Unilever Plc Holders Refusing to Go Dutch Get Their Way
(Bloomberg) -- In recent weeks, Unilever Plc shareholders grew increasingly vocal about their opposition to a plan to scrap the company’s dual listing and consolidate in the Netherlands. It wasn’t just patriotism that got in the way -- the pressure of potentially being a forced seller of the shares didn’t help either.
With Unilever only domiciling in the Netherlands -- where their listing traces its roots to the 1920s -- it was going to be booted from the benchmark FTSE 100 index in the U.K. That would have forced index-tracking investors to sell, and not at a moment of their choosing, a circumstance few investors welcome. Shareholders were also concerned about a protectionist trend in the Netherlands that may have limited takeovers.

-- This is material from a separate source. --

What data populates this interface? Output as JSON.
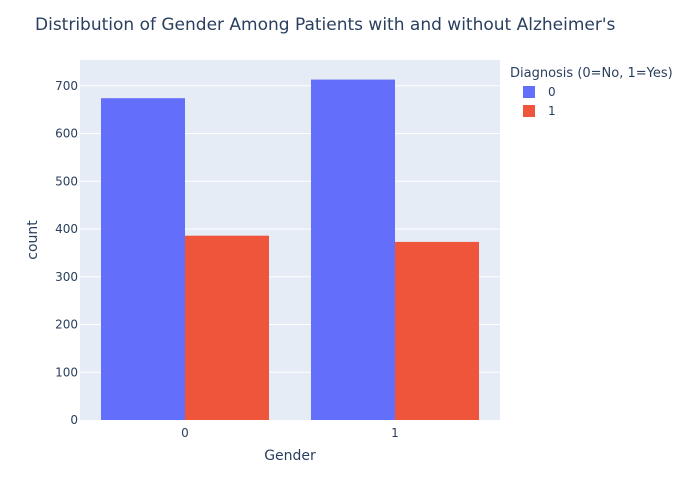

“We would feel the brunt of the selling pressure,” Robert Lloyd, fund manager at Blue Whale Capital which owns about 2.6 percent of Unilever shares, said in a phone interview. “It would potentially drive the share price down in the near term, which would be obviously unhelpful for our investments and our fund.”
At least seven investment firms including Columbia Threadneedle, Legal & General Investment Management and Schroders had also opposed the move.
“We are pleased with Unilever’s decision to halt its proposed plans,” Iain Richards, head of responsible investment at Columbia Threadneedle, said in an e-mailed statement on Friday. “Better approaches are possible.”